When a number is not a prime, this number can be factored into two factors namely a and b i.e. number = a * b. If both a and b were greater than the square root of n, a*b would be greater than n.

So at least one of those factors must be less than or equal the square root of a number and to check if a number is prime, we only need to test for factors lower than or equal to the square root of the number being checked.

Additionally, prime numbers can never be an even number as even numbers are all divisible by 2.

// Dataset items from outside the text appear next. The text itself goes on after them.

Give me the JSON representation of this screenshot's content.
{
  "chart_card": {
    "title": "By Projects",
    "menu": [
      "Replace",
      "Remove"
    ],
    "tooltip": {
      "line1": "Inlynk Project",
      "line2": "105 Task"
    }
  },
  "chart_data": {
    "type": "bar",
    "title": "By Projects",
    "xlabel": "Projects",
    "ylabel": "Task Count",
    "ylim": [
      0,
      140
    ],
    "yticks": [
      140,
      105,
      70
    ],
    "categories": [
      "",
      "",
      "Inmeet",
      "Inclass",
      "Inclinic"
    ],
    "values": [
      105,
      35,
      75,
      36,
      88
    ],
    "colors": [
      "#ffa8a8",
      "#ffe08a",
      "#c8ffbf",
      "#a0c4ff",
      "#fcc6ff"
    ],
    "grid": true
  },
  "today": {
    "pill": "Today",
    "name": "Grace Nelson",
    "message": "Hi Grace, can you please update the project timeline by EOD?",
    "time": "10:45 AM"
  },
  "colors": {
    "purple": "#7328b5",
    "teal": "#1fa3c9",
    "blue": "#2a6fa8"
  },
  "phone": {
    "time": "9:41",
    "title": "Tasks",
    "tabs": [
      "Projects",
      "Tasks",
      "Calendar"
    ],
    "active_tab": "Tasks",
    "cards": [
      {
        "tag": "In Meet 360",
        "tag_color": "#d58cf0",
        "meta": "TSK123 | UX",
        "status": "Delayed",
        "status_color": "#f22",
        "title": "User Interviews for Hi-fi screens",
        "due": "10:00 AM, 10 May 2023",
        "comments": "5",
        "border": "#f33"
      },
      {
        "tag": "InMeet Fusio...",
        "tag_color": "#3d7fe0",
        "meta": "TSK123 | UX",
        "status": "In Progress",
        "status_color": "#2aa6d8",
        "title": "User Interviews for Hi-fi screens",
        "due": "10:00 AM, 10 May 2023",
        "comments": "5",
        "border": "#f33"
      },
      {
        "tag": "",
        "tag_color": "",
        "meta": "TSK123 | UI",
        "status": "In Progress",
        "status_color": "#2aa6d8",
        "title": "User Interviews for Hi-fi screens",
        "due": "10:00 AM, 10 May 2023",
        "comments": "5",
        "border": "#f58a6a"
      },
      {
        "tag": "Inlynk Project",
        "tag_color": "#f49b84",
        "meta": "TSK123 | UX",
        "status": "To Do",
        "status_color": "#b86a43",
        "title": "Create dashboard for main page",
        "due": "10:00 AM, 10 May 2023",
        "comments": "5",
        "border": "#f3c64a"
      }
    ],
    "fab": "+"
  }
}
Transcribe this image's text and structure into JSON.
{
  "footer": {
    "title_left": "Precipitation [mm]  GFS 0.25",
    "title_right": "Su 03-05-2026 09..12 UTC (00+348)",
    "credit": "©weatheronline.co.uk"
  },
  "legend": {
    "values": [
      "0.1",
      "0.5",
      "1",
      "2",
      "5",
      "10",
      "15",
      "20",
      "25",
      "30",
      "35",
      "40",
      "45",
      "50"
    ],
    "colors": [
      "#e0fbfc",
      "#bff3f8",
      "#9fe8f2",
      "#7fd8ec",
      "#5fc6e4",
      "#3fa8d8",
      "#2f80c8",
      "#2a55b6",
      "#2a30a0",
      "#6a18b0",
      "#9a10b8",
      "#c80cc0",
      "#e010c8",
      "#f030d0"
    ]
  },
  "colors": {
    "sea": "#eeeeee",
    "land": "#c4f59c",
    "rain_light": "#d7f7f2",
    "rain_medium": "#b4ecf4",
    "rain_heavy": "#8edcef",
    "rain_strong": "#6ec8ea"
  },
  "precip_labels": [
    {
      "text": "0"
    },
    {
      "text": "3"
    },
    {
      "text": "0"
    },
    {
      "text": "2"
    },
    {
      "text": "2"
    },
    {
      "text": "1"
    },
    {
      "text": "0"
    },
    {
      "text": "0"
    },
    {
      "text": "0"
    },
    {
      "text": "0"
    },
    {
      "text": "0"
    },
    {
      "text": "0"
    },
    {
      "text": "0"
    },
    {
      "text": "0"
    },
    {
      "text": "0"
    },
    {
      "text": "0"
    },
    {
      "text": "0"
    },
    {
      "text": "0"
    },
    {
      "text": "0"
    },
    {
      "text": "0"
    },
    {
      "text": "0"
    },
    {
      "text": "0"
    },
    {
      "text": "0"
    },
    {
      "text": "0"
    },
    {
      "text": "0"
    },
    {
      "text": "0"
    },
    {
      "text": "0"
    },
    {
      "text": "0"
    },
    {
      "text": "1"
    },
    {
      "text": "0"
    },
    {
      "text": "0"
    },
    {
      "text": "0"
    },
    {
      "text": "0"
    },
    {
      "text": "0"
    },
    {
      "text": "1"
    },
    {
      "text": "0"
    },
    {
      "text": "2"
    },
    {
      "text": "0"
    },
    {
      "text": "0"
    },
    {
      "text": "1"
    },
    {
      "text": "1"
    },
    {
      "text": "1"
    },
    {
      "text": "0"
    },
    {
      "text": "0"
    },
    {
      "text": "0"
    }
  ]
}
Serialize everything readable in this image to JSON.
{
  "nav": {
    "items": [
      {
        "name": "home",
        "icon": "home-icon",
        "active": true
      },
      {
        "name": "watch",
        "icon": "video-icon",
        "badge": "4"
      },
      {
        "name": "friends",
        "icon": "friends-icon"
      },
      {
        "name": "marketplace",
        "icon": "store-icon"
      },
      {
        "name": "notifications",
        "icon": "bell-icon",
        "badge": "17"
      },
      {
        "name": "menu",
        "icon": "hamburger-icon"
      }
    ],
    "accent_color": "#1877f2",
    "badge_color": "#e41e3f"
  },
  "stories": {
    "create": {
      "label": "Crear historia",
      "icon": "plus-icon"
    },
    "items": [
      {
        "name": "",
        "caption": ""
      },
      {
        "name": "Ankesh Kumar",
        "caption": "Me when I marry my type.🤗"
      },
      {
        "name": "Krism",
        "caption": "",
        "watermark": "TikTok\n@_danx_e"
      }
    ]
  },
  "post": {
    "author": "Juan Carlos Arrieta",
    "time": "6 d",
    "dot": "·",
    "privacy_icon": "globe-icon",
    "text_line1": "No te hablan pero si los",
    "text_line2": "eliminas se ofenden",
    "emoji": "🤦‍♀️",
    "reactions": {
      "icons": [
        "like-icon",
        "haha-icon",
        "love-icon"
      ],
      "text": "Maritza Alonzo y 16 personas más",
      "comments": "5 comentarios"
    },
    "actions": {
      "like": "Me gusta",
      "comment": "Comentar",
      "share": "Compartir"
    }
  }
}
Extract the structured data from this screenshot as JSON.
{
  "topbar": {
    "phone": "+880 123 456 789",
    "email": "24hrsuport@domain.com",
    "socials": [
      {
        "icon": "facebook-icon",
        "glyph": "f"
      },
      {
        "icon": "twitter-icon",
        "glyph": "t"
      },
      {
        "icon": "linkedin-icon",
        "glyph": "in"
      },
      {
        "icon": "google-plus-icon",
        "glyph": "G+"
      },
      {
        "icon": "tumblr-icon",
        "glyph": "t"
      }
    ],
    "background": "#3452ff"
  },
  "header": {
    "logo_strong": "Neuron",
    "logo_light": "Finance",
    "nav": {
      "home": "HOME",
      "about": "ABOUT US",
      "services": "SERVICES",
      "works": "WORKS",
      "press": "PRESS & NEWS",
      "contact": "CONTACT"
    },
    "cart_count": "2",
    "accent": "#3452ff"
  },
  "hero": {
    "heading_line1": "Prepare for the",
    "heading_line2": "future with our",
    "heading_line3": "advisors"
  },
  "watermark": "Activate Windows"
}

Keeping in mind above ideas, let’s improve the algorithm:

``````public static List<Integer> primeNumbersBruteForce(int n) {
if (n >= 2) {
}
for (int i = 3; i <= n; i += 2) {
if (isPrimeBruteForce(i)) {
}
}
}
private static boolean isPrimeBruteForce(int number) {
for (int i = 2; i*i <= number; i++) {
if (number % i == 0) {
return false;
}
}
return true;
}
``````

### 3.3.使用Java 8</strong

Let’s see how we can rewrite the previous solution using Java 8 idioms:

``````public static List<Integer> primeNumbersTill(int n) {
return IntStream.rangeClosed(2, n)
.filter(x -> isPrime(x)).boxed()
.collect(Collectors.toList());
}
private static boolean isPrime(int number) {
return IntStream.rangeClosed(2, (int) (Math.sqrt(number)))
.allMatch(n -> x % n != 0);
}
``````

### 3.4.使用埃拉托什尼的筛子。

There’s yet another efficient method which could help us to generate prime numbers efficiently, and it’s called Sieve Of Eratosthenes. Its time efficiency is O(n logn).

Let’s take a look at the steps of this algorithm:

1. Create a list of consecutive integers from 2 to n: (2, 3, 4, …, n)
2. Initially, let p be equal 2, the first prime number
3. Starting from p, count up in increments of p and mark each of these numbers greater than p itself in the list. These numbers will be 2p, 3p, 4p, etc.; note that some of them may have already been marked
4. Find the first number greater than p in the list that is not marked. If there was no such number, stop. Otherwise, let p now equal this number (which is the next prime), and repeat from step 3

At the end when the algorithm terminates, all the numbers in the list that are not marked are the prime numbers.

Here’s what the code looks like:

``````public static List<Integer> sieveOfEratosthenes(int n) {
boolean prime[] = new boolean[n + 1];
Arrays.fill(prime, true);
for (int p = 2; p * p <= n; p++) {
if (prime[p]) {
for (int i = p * 2; i <= n; i += p) {
prime[i] = false;
}
}
}
for (int i = 2; i <= n; i++) {
if (prime[i]) {
}
}
}
``````

### 3.5.埃拉托什尼筛子的工作实例。

Let’s see how it works for n=30. Consider the image above, here are the passes made by the algorithm:

1. The loop starts with 2, so we leave 2 unmarked and mark all the divisors of 2. It’s marked in image with the red color
2. The loop moves to 3, so we leave 3 unmarked and mark all the divisors of 3 not already marked. It’s marked in image with the green color
3. Loop moves to 4, it’s already marked, so we continue
4. Loop moves to 5, so we leave 5 unmarked and mark all the divisors of 5 not already marked. It’s marked in image with the purple color
5. We continue above steps until loop is reached equal to square root of n

## 4.结论。

In this quick tutorial, we illustrated ways in which we can generate prime numbers until ‘N’ value.

The implementation of these examples can be found over on GitHub.